Girls' School (1938)
Anne Shirley had been a very successful child actress in films beginning in 1922, under the name Dawn O'Day. Her breakout role was as Anne Shirley in Anne of Green Gables (1934). The film was so popular that Shirley took the name of her character professionally. Most of the "high schoolers" were long past graduation. At the time that Girls' School was being shot, Shirley had just turned 20 and was married to actor John Payne, Nan Grey would turn 20 during production on July 25th and marry jockey Jack Westrope the following year, and Margaret Tallichet was 24 and married to director William Wyler. Also in the cast were Ralph Bellamy and Gloria Holden as teachers, Cecil Cunningham as the headmistress, Marjorie Main, Doris Kenyon and Noah Beery, Jr., best remembered today as James Garner's father on The Rockford Files. Franklin Pangborn and Ann Doran are listed in studio records as appearing in the film but are not visible in the final print.

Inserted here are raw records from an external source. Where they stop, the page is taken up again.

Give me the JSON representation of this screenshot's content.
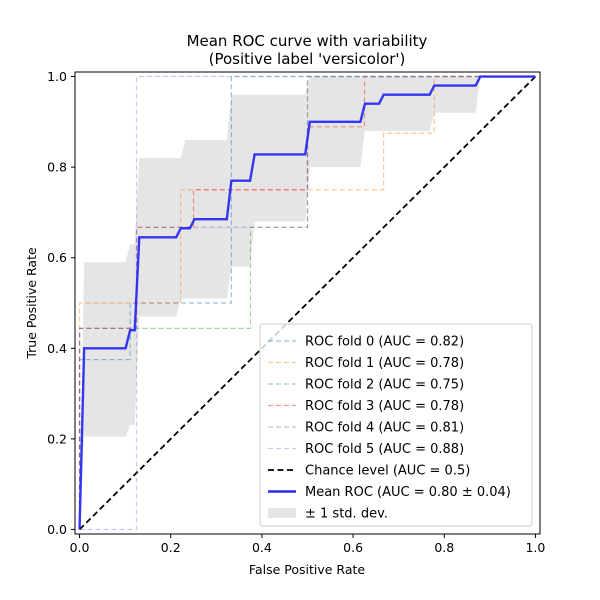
{
  "chart_data": {
    "type": "line",
    "title": "Mean ROC curve with variability",
    "subtitle": "(Positive label 'versicolor')",
    "xlabel": "False Positive Rate",
    "ylabel": "True Positive Rate",
    "xlim": [
      -0.01,
      1.01
    ],
    "ylim": [
      -0.01,
      1.01
    ],
    "xticks": [
      "0.0",
      "0.2",
      "0.4",
      "0.6",
      "0.8",
      "1.0"
    ],
    "yticks": [
      "0.0",
      "0.2",
      "0.4",
      "0.6",
      "0.8",
      "1.0"
    ],
    "grid": false,
    "legend_position": "lower-right",
    "folds": [
      {
        "name": "ROC fold 0 (AUC = 0.82)",
        "color": "#1f77b4",
        "points": [
          [
            0,
            0
          ],
          [
            0,
            0.375
          ],
          [
            0.111,
            0.375
          ],
          [
            0.111,
            0.5
          ],
          [
            0.333,
            0.5
          ],
          [
            0.333,
            1.0
          ],
          [
            1.0,
            1.0
          ]
        ]
      },
      {
        "name": "ROC fold 1 (AUC = 0.78)",
        "color": "#ff7f0e",
        "points": [
          [
            0,
            0
          ],
          [
            0,
            0.5
          ],
          [
            0.222,
            0.5
          ],
          [
            0.222,
            0.75
          ],
          [
            0.667,
            0.75
          ],
          [
            0.667,
            0.875
          ],
          [
            0.778,
            0.875
          ],
          [
            0.778,
            1.0
          ],
          [
            1.0,
            1.0
          ]
        ]
      },
      {
        "name": "ROC fold 2 (AUC = 0.75)",
        "color": "#2ca02c",
        "points": [
          [
            0,
            0
          ],
          [
            0,
            0.444
          ],
          [
            0.125,
            0.444
          ],
          [
            0.375,
            0.444
          ],
          [
            0.375,
            0.667
          ],
          [
            0.5,
            0.667
          ],
          [
            0.5,
            1.0
          ],
          [
            1.0,
            1.0
          ]
        ]
      },
      {
        "name": "ROC fold 3 (AUC = 0.78)",
        "color": "#d62728",
        "points": [
          [
            0,
            0
          ],
          [
            0,
            0.444
          ],
          [
            0.125,
            0.444
          ],
          [
            0.125,
            0.667
          ],
          [
            0.25,
            0.667
          ],
          [
            0.25,
            0.75
          ],
          [
            0.5,
            0.75
          ],
          [
            0.5,
            0.889
          ],
          [
            0.625,
            0.889
          ],
          [
            0.625,
            1.0
          ],
          [
            1.0,
            1.0
          ]
        ]
      },
      {
        "name": "ROC fold 4 (AUC = 0.81)",
        "color": "#9467bd",
        "points": [
          [
            0,
            0
          ],
          [
            0,
            0.444
          ],
          [
            0.125,
            0.444
          ],
          [
            0.125,
            0.667
          ],
          [
            0.5,
            0.667
          ],
          [
            0.5,
            1.0
          ],
          [
            1.0,
            1.0
          ]
        ]
      },
      {
        "name": "ROC fold 5 (AUC = 0.88)",
        "color": "#8c8cc0",
        "points": [
          [
            0,
            0
          ],
          [
            0.125,
            0
          ],
          [
            0.125,
            0.625
          ],
          [
            0.125,
            1.0
          ],
          [
            1.0,
            1.0
          ]
        ]
      }
    ],
    "chance": {
      "name": "Chance level (AUC = 0.5)",
      "color": "#000000",
      "points": [
        [
          0,
          0
        ],
        [
          1,
          1
        ]
      ]
    },
    "mean": {
      "name": "Mean ROC (AUC = 0.80 ± 0.04)",
      "color": "#2b2bf5",
      "points": [
        [
          0,
          0
        ],
        [
          0.01,
          0.4
        ],
        [
          0.101,
          0.4
        ],
        [
          0.111,
          0.44
        ],
        [
          0.121,
          0.44
        ],
        [
          0.131,
          0.645
        ],
        [
          0.212,
          0.645
        ],
        [
          0.222,
          0.665
        ],
        [
          0.242,
          0.665
        ],
        [
          0.252,
          0.685
        ],
        [
          0.323,
          0.685
        ],
        [
          0.333,
          0.77
        ],
        [
          0.374,
          0.77
        ],
        [
          0.384,
          0.828
        ],
        [
          0.495,
          0.828
        ],
        [
          0.505,
          0.9
        ],
        [
          0.616,
          0.9
        ],
        [
          0.626,
          0.94
        ],
        [
          0.657,
          0.94
        ],
        [
          0.667,
          0.96
        ],
        [
          0.768,
          0.96
        ],
        [
          0.778,
          0.98
        ],
        [
          0.869,
          0.98
        ],
        [
          0.879,
          1.0
        ],
        [
          1.0,
          1.0
        ]
      ]
    },
    "std_band": {
      "name": "± 1 std. dev.",
      "color": "#d3d3d3",
      "upper": [
        [
          0,
          0
        ],
        [
          0.01,
          0.59
        ],
        [
          0.101,
          0.59
        ],
        [
          0.111,
          0.63
        ],
        [
          0.121,
          0.63
        ],
        [
          0.131,
          0.82
        ],
        [
          0.222,
          0.82
        ],
        [
          0.232,
          0.86
        ],
        [
          0.323,
          0.86
        ],
        [
          0.333,
          0.96
        ],
        [
          0.495,
          0.96
        ],
        [
          0.505,
          1.0
        ],
        [
          1.0,
          1.0
        ]
      ],
      "lower": [
        [
          0,
          0
        ],
        [
          0.01,
          0.205
        ],
        [
          0.101,
          0.205
        ],
        [
          0.111,
          0.23
        ],
        [
          0.121,
          0.23
        ],
        [
          0.131,
          0.47
        ],
        [
          0.212,
          0.47
        ],
        [
          0.222,
          0.51
        ],
        [
          0.242,
          0.51
        ],
        [
          0.252,
          0.51
        ],
        [
          0.323,
          0.51
        ],
        [
          0.333,
          0.58
        ],
        [
          0.374,
          0.58
        ],
        [
          0.384,
          0.68
        ],
        [
          0.495,
          0.68
        ],
        [
          0.505,
          0.8
        ],
        [
          0.616,
          0.8
        ],
        [
          0.626,
          0.88
        ],
        [
          0.768,
          0.88
        ],
        [
          0.778,
          0.92
        ],
        [
          0.869,
          0.92
        ],
        [
          0.879,
          1.0
        ],
        [
          1.0,
          1.0
        ]
      ]
    }
  }
}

Directed by John Brahm with a screenplay by Richard Sherman (based on a story by Tess Slesinger), Girls' School went into production under its original working title of The Romantic Age at the Columbia Studios lot on July 5, 1938 and completed filming exactly a month later on August 6th.
Anne Shirley and Nan Grey were singled out for praise by the critics, like The New York Times's Frank Nugent, who gives a surprisingly contemporary view of the film. "When one of the school's misses remains out all night with a young man--she says they were reading poetry -- they raise up the cry of scandal, then stifle it again. For honestly, she was just reading poetry. Such an approach is almost too disconcerting these vinegary days. How, after Maedchen in Uniform (1931), Club de Femmes (1936), Girls' Dormitory (1936) and similar opera, can one accept so naive a conclusion? Is it possible that nice girls actually go to boarding schools and miss having affairs with the biology instructor, or fail to smolder beneath all manner of repressions, or truly can sit on a hockey field all night, with the scent of magnolias in the air, and be content with poetry? It is a dreadful thought. We are tempted to damn the film completely by calling it 'nice.' And that, of course, is what it is: an extremely nice picture, written with a deal of tenderness and insight, performed with enchanting naturalness by a lively troupe of youngsters and directed by John Brahm with a gracious balance of light comedy and poignant, youthful tragedy."
While Girls' School was essentially a "B" picture and not important enough to do much for any of the actors' careers, the film did earn composers Morris Stoloff and Gregory Stone an Academy Award nomination for Best Music Scoring.
Producer: Wallace MacDonald, Samuel Marx
Director: John Brahm
Screenplay: Richard Sherman, Tess Slesinger
Cinematography: Franz Planer
Film Editing: Otto Meyer
Art Direction: Stephen Goosson
Music: Ben Oakland, Gregory Stone
Cast: Anne Shirley (Natalie Freeman), Nan Grey (Linda Simpson), Ralph Bellamy (Michael Hendragin), Dorothy Moore (Betty Fleet), Gloria Holden (Miss Laurel), Marjorie Main (Miss Armstrong).
by Lorraine LoBianco
"Girls' School Opens at the State Tomorrow" Herald-Journal 5 Mar 39
The Internet Movie Database
Nugent, Frank "The Screen: Peasant Entertainment Is 'Girls' School' at the Criterion" The New York Times
Girls' School (1938)
The working title for this was The Romantic Age. Morris Stoloff and Gregory Stone were awarded an Academy Award nomination for their musical score. According to modern sources, Tess Slesinger's original novella was based on her experiences as a private school teacher.